Obviamente, por lo avanzado de la fiesta y sus disfrutes, ni notaban mi cara de asombro al yo tratar de identificar quiénes eran ellos y dónde estábamos. No obstante, rápidamente entré en sintonía, ya que al parecer también había disfrutado mucho y, además, el alcohol se apoderaba de mi control.
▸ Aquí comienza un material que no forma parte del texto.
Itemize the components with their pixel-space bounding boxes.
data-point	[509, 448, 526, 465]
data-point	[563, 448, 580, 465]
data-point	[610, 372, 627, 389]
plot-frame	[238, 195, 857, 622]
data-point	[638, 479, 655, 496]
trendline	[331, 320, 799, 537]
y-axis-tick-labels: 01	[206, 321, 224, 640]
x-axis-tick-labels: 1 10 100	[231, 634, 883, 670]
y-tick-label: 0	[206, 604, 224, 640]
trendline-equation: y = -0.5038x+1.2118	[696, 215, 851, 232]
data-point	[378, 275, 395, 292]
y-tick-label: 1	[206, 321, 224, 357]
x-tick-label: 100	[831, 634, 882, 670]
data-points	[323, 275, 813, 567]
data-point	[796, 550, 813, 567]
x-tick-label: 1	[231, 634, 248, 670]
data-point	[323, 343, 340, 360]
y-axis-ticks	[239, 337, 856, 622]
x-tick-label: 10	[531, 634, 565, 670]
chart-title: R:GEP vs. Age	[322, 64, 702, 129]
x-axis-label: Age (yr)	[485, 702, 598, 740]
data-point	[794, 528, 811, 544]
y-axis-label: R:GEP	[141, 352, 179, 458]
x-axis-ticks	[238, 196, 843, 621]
Por lo que, con gran esfuerzo por recordar, sólo podría decir que pasé rápido de mi asombro a un estado donde lograba apreciar sólo imágenes borrosas. Eso incluye, la puerta de salida de aquella reunión, con muy pocas personas despidiéndose y mi habitación, a la que me llevaron dos caballeros finamente vestidos, los cuales, pudiera decirse que, eran mis asistentes personales o algo parecido.
Al día siguiente, al despertar, parecía que la cabeza se me iba a estallar; con casi medio cuerpo hundido en una gigantesca almohada y en medio de una inmensa cama, estaba en una habitación que, como era de esperarse, no era la mía. Entonces, a pesar del malestar, comencé a recordar y recordar. Mis pestañas se enredaban entre ellas mismas y, al llevar mis manos hasta los ojos para estrujarlos, sentí la puerta abrirse y al mismo tiempo entraban varias personas.
Una de ellas abrió las cortinas de la gigantesca ventana, otra me enderezó sobre la cama y, finalmente, alguien más me colocó un extraño equipo portátil blanco sobre la cabeza. Uno de los caballeros pareció desaparecer, sin embargo, no fue así, había pasado por una de las puertas hacia las áreas de baño.
Me acompañaron, sosteniéndome de ambos lados para que no perdiese el equilibrio, hasta meterme en un jacuzzi. Al sumergirme y sentarme en aquella bañera, aunque el agua estaba tibia, me resultaba muy desagradable por el malestar; me hicieron tomar dos pastillas de al menos tres tipos diferentes.
Ya era mucho mi asombro. «Si me están envenenando tampoco importa, ya que todo parece tan real que lo más probable es que esté enloqueciendo y nada de esto exista», pensé entonces.